Address your weaknesses. I tried all sorts of techniques to complete my illustration assignment. I started cutting up colored paper and arranging them piece by piece until I had finished my project, which was two books of fables. They were later printed as actual books and I’ve been lucky enough to keep getting jobs ever since. That’s more than 12 years ago now.

Being able to do what you love is the greatest thing ever. That’s what my dad told me when I asked him if he wanted my help with the family business. I’m thankful that my parents let me study what I wanted, even though they were completely clueless when I told them I wanted to be an illustrator.

People always confuse illustrators and cartoonists. Cartoonists are people who have a story to tell and draw that, but I’m just an illustrator who is happy to draw anything that people ask me to.

Every professional encounters problems. Many people see my profession as a happy one, sitting in Starbucks all day long drawing, but there are tough times when I have to redo my work over and over again.

Illustrating is a commercial art, so you will never completely express everything that you want to. You need to be creative but willing to compromise, too.

Joy can be found in the simplest things. I love paper. I love reading. I love drawing. There is not a single day in my life that I don’t touch a piece of paper.

I find it so beautiful when pieces of paper are cut up and spread out on a table. I take pictures of it to keep. I also love to glue it all together in a collage style. This led to my new art project, “Pa-Pang,” which is the most passionate thing I’ve worked on in ten years.

My other passion is eating. I love to eat delicious food. I’m also obsessed with collecting recipes. But the funny thing is I don’t know how to cook. I don’t even know how to use a gas stove!

Bad romance puts me in a dark mood. I cried for months when I broke up with my boyfriend. It seemed like there would be no end.

Outside troubles affect you only if you let them. One day when I was lying on the floor, I noticed that my heart was still beating and working like all the other parts of my body. It made me realize that I was still alive even though I was really sad. I stopped crying after that.

My job is amazing. I don’t need to wake up early. I’m just a normal girl who feels happy every time someone takes pleasure in my work and pays me for it.

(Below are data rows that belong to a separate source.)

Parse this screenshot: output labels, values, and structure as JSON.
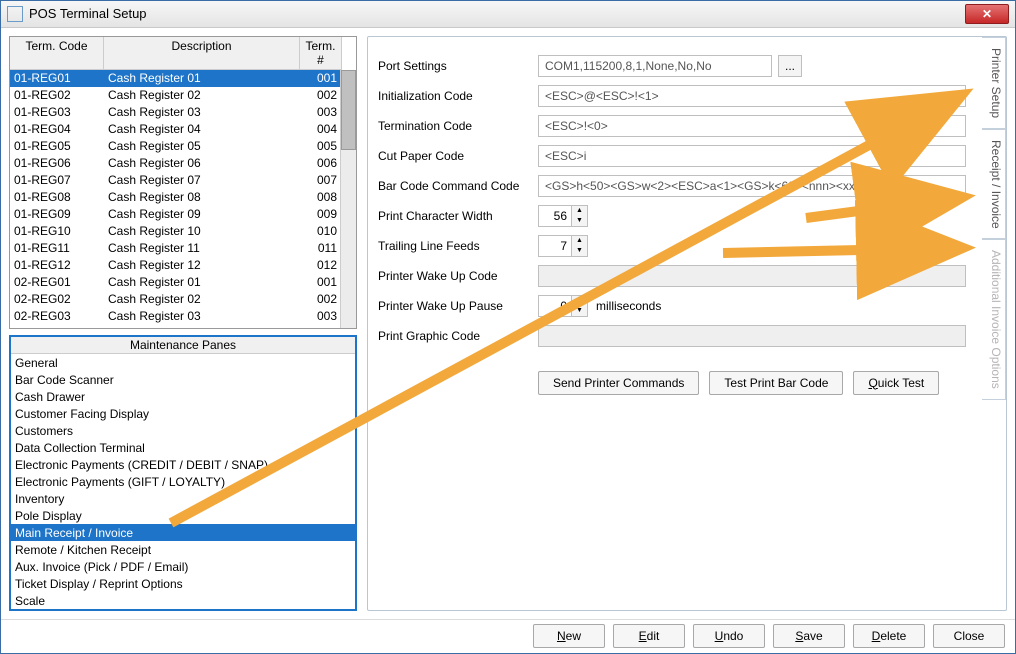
{
  "window": {
    "title": "POS Terminal Setup"
  },
  "terminal_table": {
    "headers": {
      "code": "Term. Code",
      "desc": "Description",
      "num": "Term. #"
    },
    "rows": [
      {
        "code": "01-REG01",
        "desc": "Cash Register 01",
        "num": "001",
        "selected": true
      },
      {
        "code": "01-REG02",
        "desc": "Cash Register 02",
        "num": "002"
      },
      {
        "code": "01-REG03",
        "desc": "Cash Register 03",
        "num": "003"
      },
      {
        "code": "01-REG04",
        "desc": "Cash Register 04",
        "num": "004"
      },
      {
        "code": "01-REG05",
        "desc": "Cash Register 05",
        "num": "005"
      },
      {
        "code": "01-REG06",
        "desc": "Cash Register 06",
        "num": "006"
      },
      {
        "code": "01-REG07",
        "desc": "Cash Register 07",
        "num": "007"
      },
      {
        "code": "01-REG08",
        "desc": "Cash Register 08",
        "num": "008"
      },
      {
        "code": "01-REG09",
        "desc": "Cash Register 09",
        "num": "009"
      },
      {
        "code": "01-REG10",
        "desc": "Cash Register 10",
        "num": "010"
      },
      {
        "code": "01-REG11",
        "desc": "Cash Register 11",
        "num": "011"
      },
      {
        "code": "01-REG12",
        "desc": "Cash Register 12",
        "num": "012"
      },
      {
        "code": "02-REG01",
        "desc": "Cash Register 01",
        "num": "001"
      },
      {
        "code": "02-REG02",
        "desc": "Cash Register 02",
        "num": "002"
      },
      {
        "code": "02-REG03",
        "desc": "Cash Register 03",
        "num": "003"
      }
    ]
  },
  "maintenance_panes": {
    "header": "Maintenance Panes",
    "items": [
      "General",
      "Bar Code Scanner",
      "Cash Drawer",
      "Customer Facing Display",
      "Customers",
      "Data Collection Terminal",
      "Electronic Payments (CREDIT / DEBIT / SNAP)",
      "Electronic Payments (GIFT /  LOYALTY)",
      "Inventory",
      "Pole Display",
      "Main Receipt / Invoice",
      "Remote / Kitchen Receipt",
      "Aux. Invoice (Pick / PDF / Email)",
      "Ticket Display / Reprint Options",
      "Scale"
    ],
    "selected_index": 10
  },
  "form": {
    "port_settings": {
      "label": "Port Settings",
      "value": "COM1,115200,8,1,None,No,No",
      "more": "..."
    },
    "init_code": {
      "label": "Initialization Code",
      "value": "<ESC>@<ESC>!<1>"
    },
    "term_code": {
      "label": "Termination Code",
      "value": "<ESC>!<0>"
    },
    "cut_paper": {
      "label": "Cut Paper Code",
      "value": "<ESC>i"
    },
    "barcode_cmd": {
      "label": "Bar Code Command Code",
      "value": "<GS>h<50><GS>w<2><ESC>a<1><GS>k<69><nnn><xxx><ESC>a<0>"
    },
    "char_width": {
      "label": "Print Character Width",
      "value": "56"
    },
    "trailing_feeds": {
      "label": "Trailing Line Feeds",
      "value": "7"
    },
    "wakeup_code": {
      "label": "Printer Wake Up Code",
      "value": ""
    },
    "wakeup_pause": {
      "label": "Printer Wake Up Pause",
      "value": "0",
      "suffix": "milliseconds"
    },
    "graphic_code": {
      "label": "Print Graphic Code",
      "value": ""
    }
  },
  "form_buttons": {
    "send": "Send Printer Commands",
    "test_barcode": "Test Print Bar Code",
    "quick_test_prefix": "Q",
    "quick_test_rest": "uick Test"
  },
  "side_tabs": {
    "printer_setup": "Printer Setup",
    "receipt_invoice": "Receipt / Invoice",
    "additional": "Additional Invoice Options"
  },
  "bottom_buttons": {
    "new": {
      "ul": "N",
      "rest": "ew"
    },
    "edit": {
      "ul": "E",
      "rest": "dit"
    },
    "undo": {
      "ul": "U",
      "rest": "ndo"
    },
    "save": {
      "ul": "S",
      "rest": "ave"
    },
    "delete": {
      "ul": "D",
      "rest": "elete"
    },
    "close": {
      "text": "Close"
    }
  }
}
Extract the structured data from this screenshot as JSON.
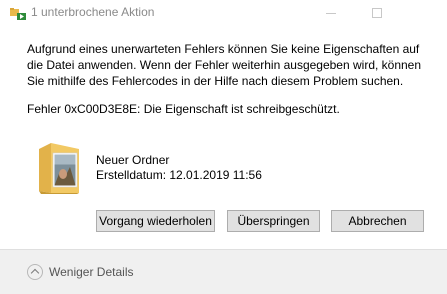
{
  "window": {
    "title": "1 unterbrochene Aktion",
    "title_icon": "folder-move-icon"
  },
  "dialog": {
    "message": "Aufgrund eines unerwarteten Fehlers können Sie keine Eigenschaften auf die Datei anwenden. Wenn der Fehler weiterhin ausgegeben wird, können Sie mithilfe des Fehlercodes in der Hilfe nach diesem Problem suchen.",
    "error": "Fehler 0xC00D3E8E: Die Eigenschaft ist schreibgeschützt.",
    "item": {
      "name": "Neuer Ordner",
      "created": "Erstelldatum: 12.01.2019 11:56",
      "icon": "folder-icon"
    },
    "buttons": {
      "retry": "Vorgang wiederholen",
      "skip": "Überspringen",
      "cancel": "Abbrechen"
    }
  },
  "footer": {
    "details_label": "Weniger Details",
    "details_icon": "chevron-up-icon"
  },
  "colors": {
    "footer_bg": "#f0f0f0",
    "button_bg": "#e1e1e1",
    "button_border": "#adadad",
    "title_text": "#8a8a8a"
  }
}
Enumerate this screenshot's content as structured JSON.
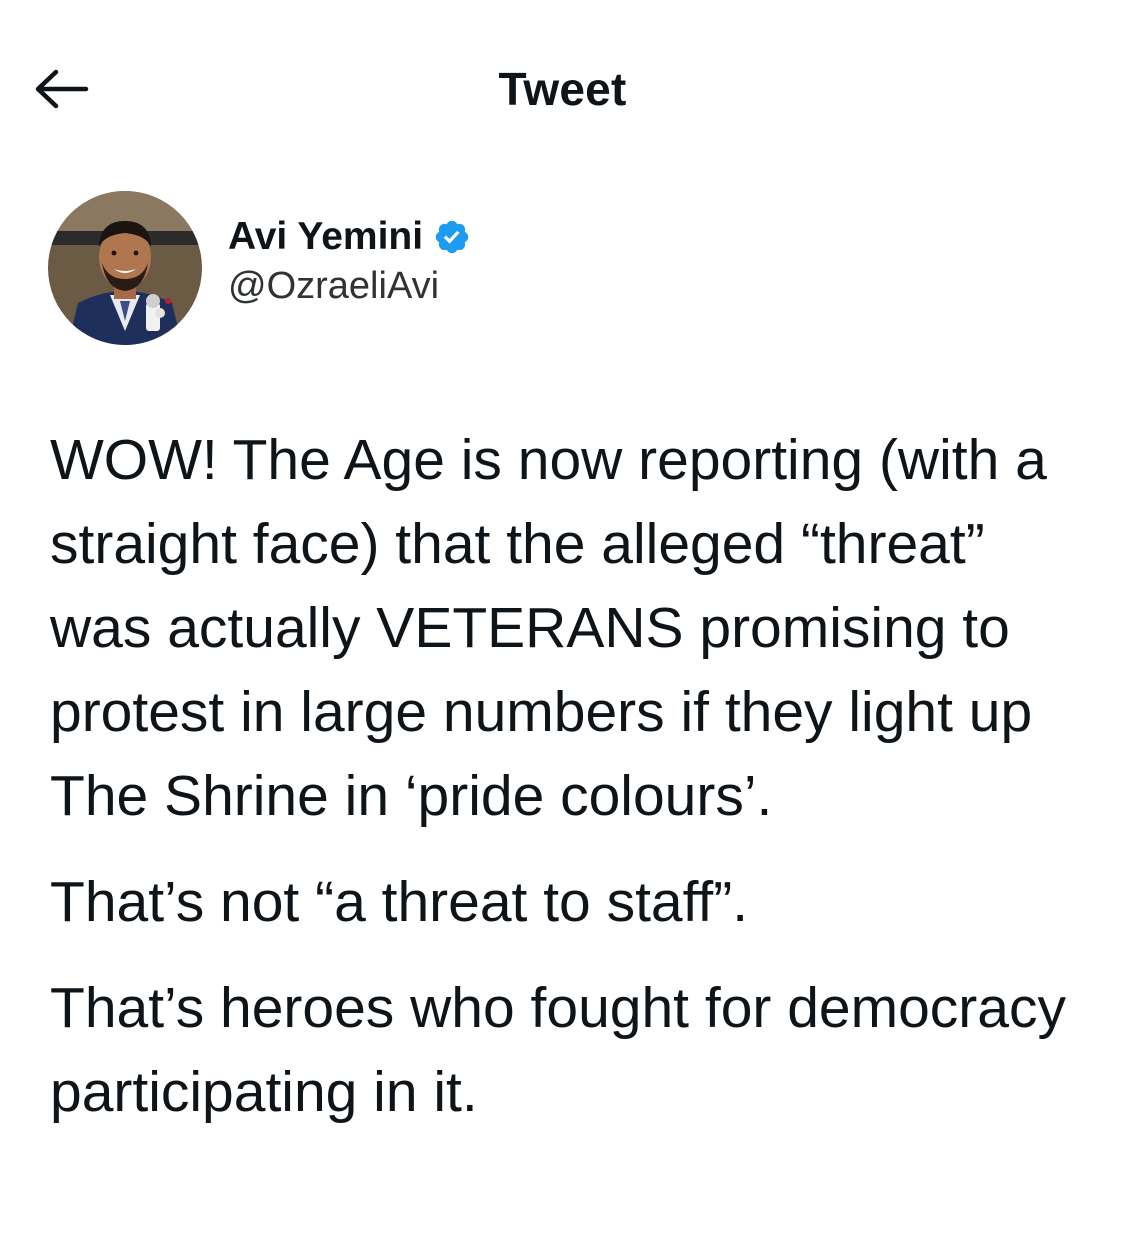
{
  "header": {
    "title": "Tweet",
    "back_icon": "arrow-left-icon"
  },
  "author": {
    "name": "Avi Yemini",
    "handle": "@OzraeliAvi",
    "verified_icon": "verified-badge-icon",
    "verified_color": "#1d9bf0"
  },
  "tweet": {
    "paragraphs": [
      "WOW! The Age is now reporting (with a straight face) that the alleged “threat” was actually VETERANS promising to protest in large numbers if they light up The Shrine in ‘pride colours’.",
      "That’s not “a threat to staff”.",
      "That’s heroes who fought for democracy participating in it."
    ]
  },
  "colors": {
    "text": "#0f1419",
    "secondary_text": "#2f3336",
    "accent": "#1d9bf0"
  }
}
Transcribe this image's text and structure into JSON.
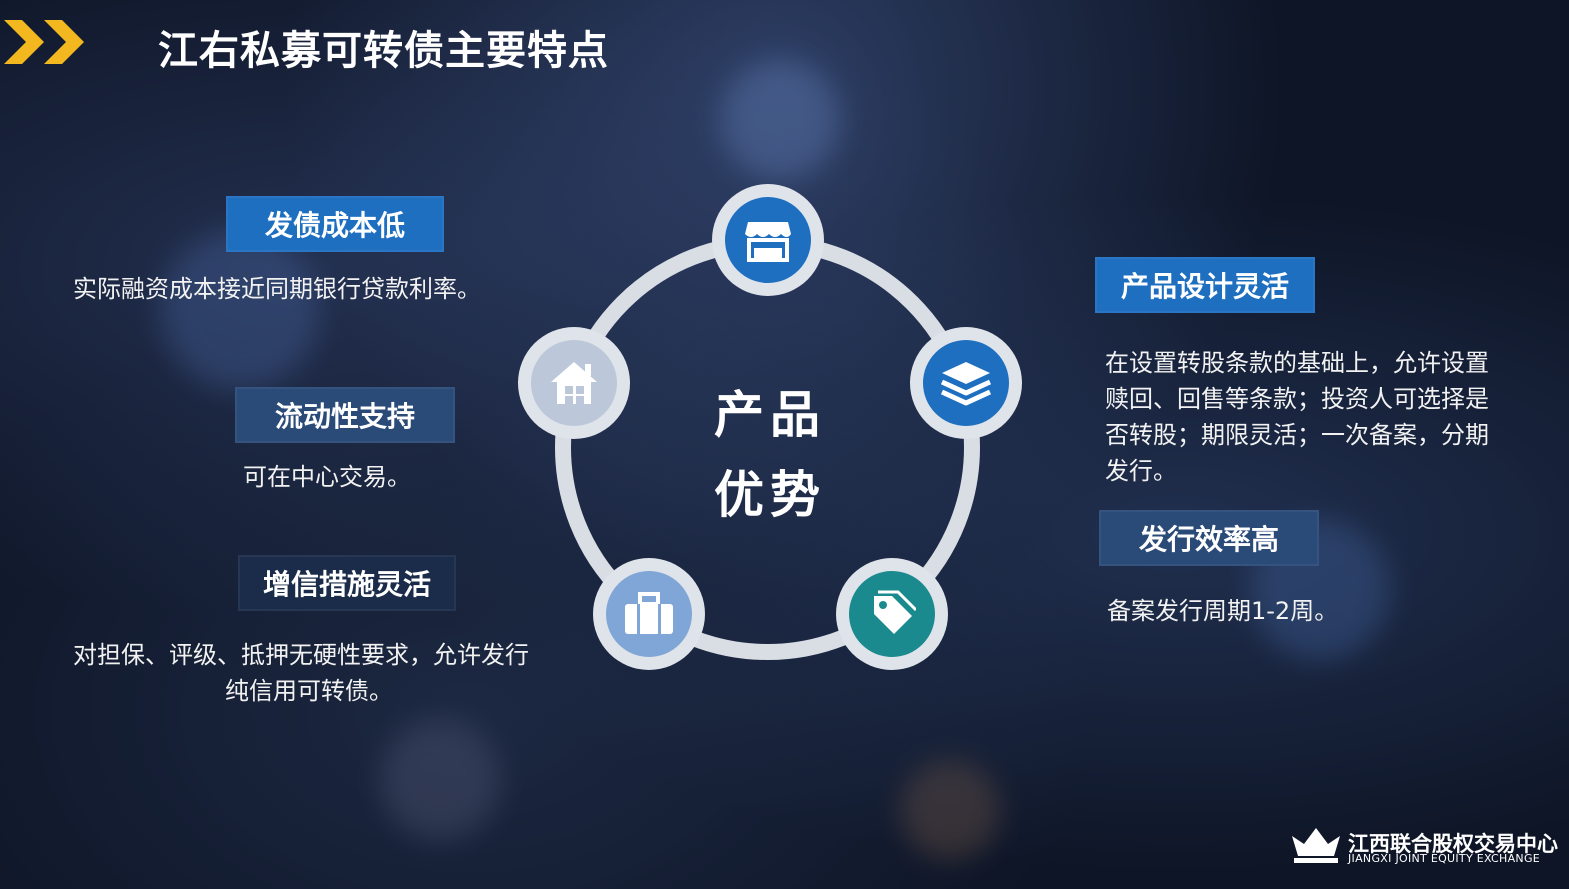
{
  "title": "江右私募可转债主要特点",
  "center": {
    "line1": "产品",
    "line2": "优势"
  },
  "features": {
    "cost": {
      "label": "发债成本低",
      "desc": "实际融资成本接近同期银行贷款利率。"
    },
    "liquid": {
      "label": "流动性支持",
      "desc": "可在中心交易。"
    },
    "credit": {
      "label": "增信措施灵活",
      "desc_line1": "对担保、评级、抵押无硬性要求，允许发行",
      "desc_line2": "纯信用可转债。"
    },
    "design": {
      "label": "产品设计灵活",
      "desc_line1": "在设置转股条款的基础上，允许设置",
      "desc_line2": "赎回、回售等条款；投资人可选择是",
      "desc_line3": "否转股；期限灵活；一次备案，分期",
      "desc_line4": "发行。"
    },
    "speed": {
      "label": "发行效率高",
      "desc": "备案发行周期1-2周。"
    }
  },
  "icons": {
    "top": "store-icon",
    "right": "layers-icon",
    "bottom_right": "tag-icon",
    "bottom_left": "briefcase-icon",
    "left": "house-icon"
  },
  "colors": {
    "label_blue": "#1f6fc1",
    "label_dark": "#2a4a78",
    "accent_yellow": "#f3b81f",
    "node_blue": "#1f6fc1",
    "node_teal": "#1a8a8e",
    "node_light": "#7fa6d6",
    "node_pale": "#bcc8da"
  },
  "logo": {
    "cn": "江西联合股权交易中心",
    "en": "JIANGXI JOINT EQUITY EXCHANGE"
  }
}
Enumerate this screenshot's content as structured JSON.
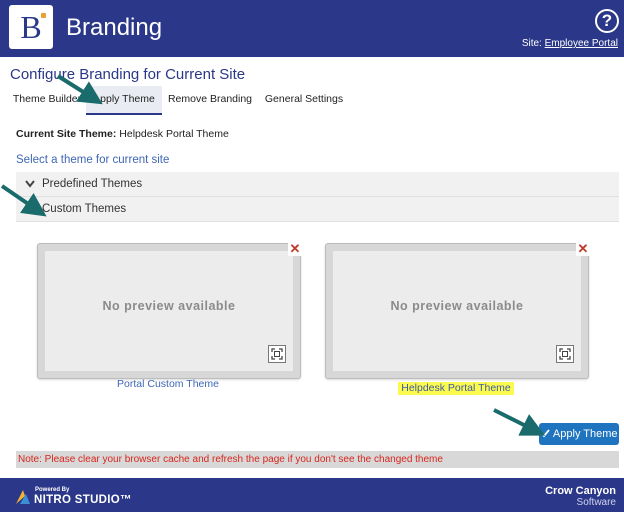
{
  "header": {
    "logo_letter": "B",
    "title": "Branding",
    "help_icon_glyph": "?",
    "site_label": "Site:",
    "site_name": "Employee Portal"
  },
  "page": {
    "title": "Configure Branding for Current Site"
  },
  "tabs": [
    {
      "label": "Theme Builder",
      "active": false
    },
    {
      "label": "Apply Theme",
      "active": true
    },
    {
      "label": "Remove Branding",
      "active": false
    },
    {
      "label": "General Settings",
      "active": false
    }
  ],
  "current_theme": {
    "label": "Current Site Theme:",
    "value": "Helpdesk Portal Theme"
  },
  "select_hint": "Select a theme for current site",
  "accordions": [
    {
      "label": "Predefined Themes",
      "icon": "chevron-down-icon"
    },
    {
      "label": "Custom Themes",
      "icon": "close-icon"
    }
  ],
  "themes": [
    {
      "label": "Portal Custom Theme",
      "preview_text": "No preview available",
      "highlighted": false
    },
    {
      "label": "Helpdesk Portal Theme",
      "preview_text": "No preview available",
      "highlighted": true
    }
  ],
  "apply_button": {
    "label": "Apply Theme"
  },
  "note": "Note: Please clear your browser cache and refresh the page if you don't see the changed theme",
  "footer": {
    "powered_by": "Powered By",
    "product": "NITRO STUDIO™",
    "company_line1": "Crow Canyon",
    "company_line2": "Software"
  },
  "colors": {
    "brand": "#2b3788",
    "link": "#3f66b5",
    "button": "#1f74c0",
    "note_text": "#d9261c",
    "highlight": "#fbfb4f",
    "annotation_arrow": "#1a6b6b"
  }
}
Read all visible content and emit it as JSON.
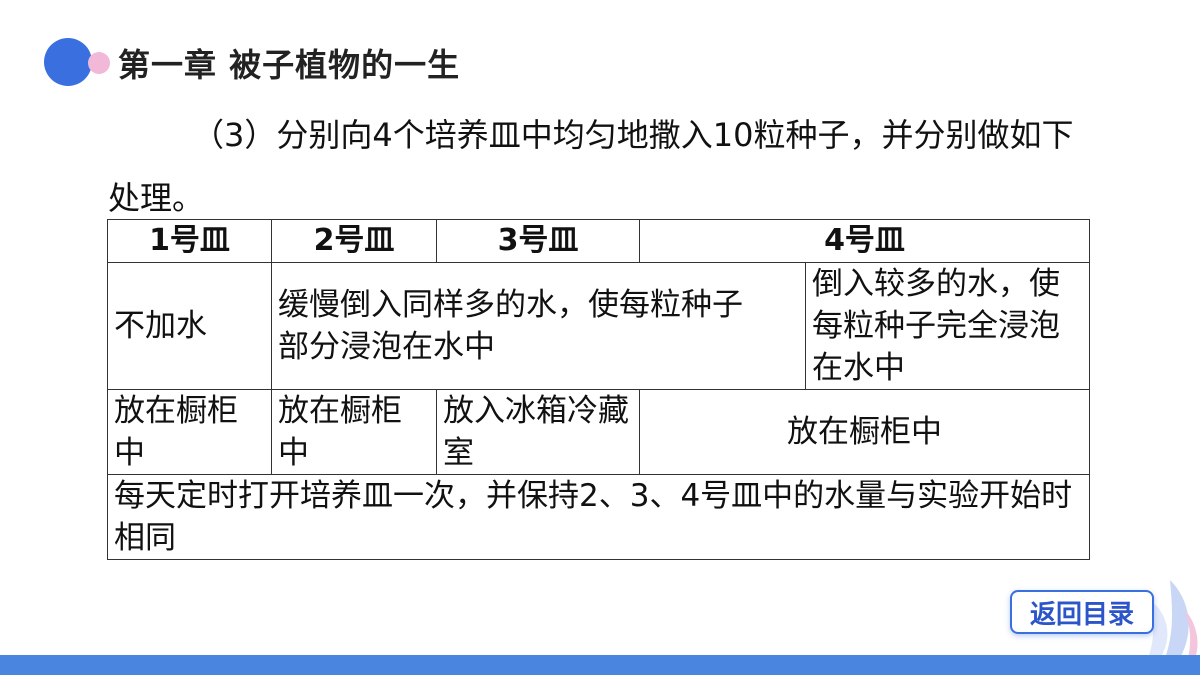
{
  "header": {
    "chapter_title": "第一章  被子植物的一生"
  },
  "intro_text": "（3）分别向4个培养皿中均匀地撒入10粒种子，并分别做如下处理。",
  "table": {
    "headers": [
      "1号皿",
      "2号皿",
      "3号皿",
      "4号皿"
    ],
    "water_row": {
      "dish1": "不加水",
      "dish2_3": "缓慢倒入同样多的水，使每粒种子部分浸泡在水中",
      "dish4": "倒入较多的水，使每粒种子完全浸泡在水中"
    },
    "place_row": {
      "dish1": "放在橱柜中",
      "dish2": "放在橱柜中",
      "dish3": "放入冰箱冷藏室",
      "dish4": "放在橱柜中"
    },
    "note": "每天定时打开培养皿一次，并保持2、3、4号皿中的水量与实验开始时相同"
  },
  "nav": {
    "return_label": "返回目录"
  },
  "colors": {
    "accent_blue": "#3a6fe0",
    "accent_pink": "#f2b8d8",
    "bar_blue": "#4a86e0"
  }
}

It also gives me the chance to make merit by drawing things for charity campaigns. It’s so cool!

I want to draw pictures to be displayed in hospitals. Illustrators obviously want people to look at their work. As staying in hospital can be boring, it would be a great feeling to cheer people up with my characters. 

I don’t drive. I just don’t want to deal with bad traffic or finding parking. Using the BTS is so much easier. Buses and taxis here are dangerous. But if these forms of public transport could be improved, Bangkok would be heaven. I seriously wish we had more big old trees, though.

The important thing in life is to realize that everything is uncertain. You’d better prepare for it.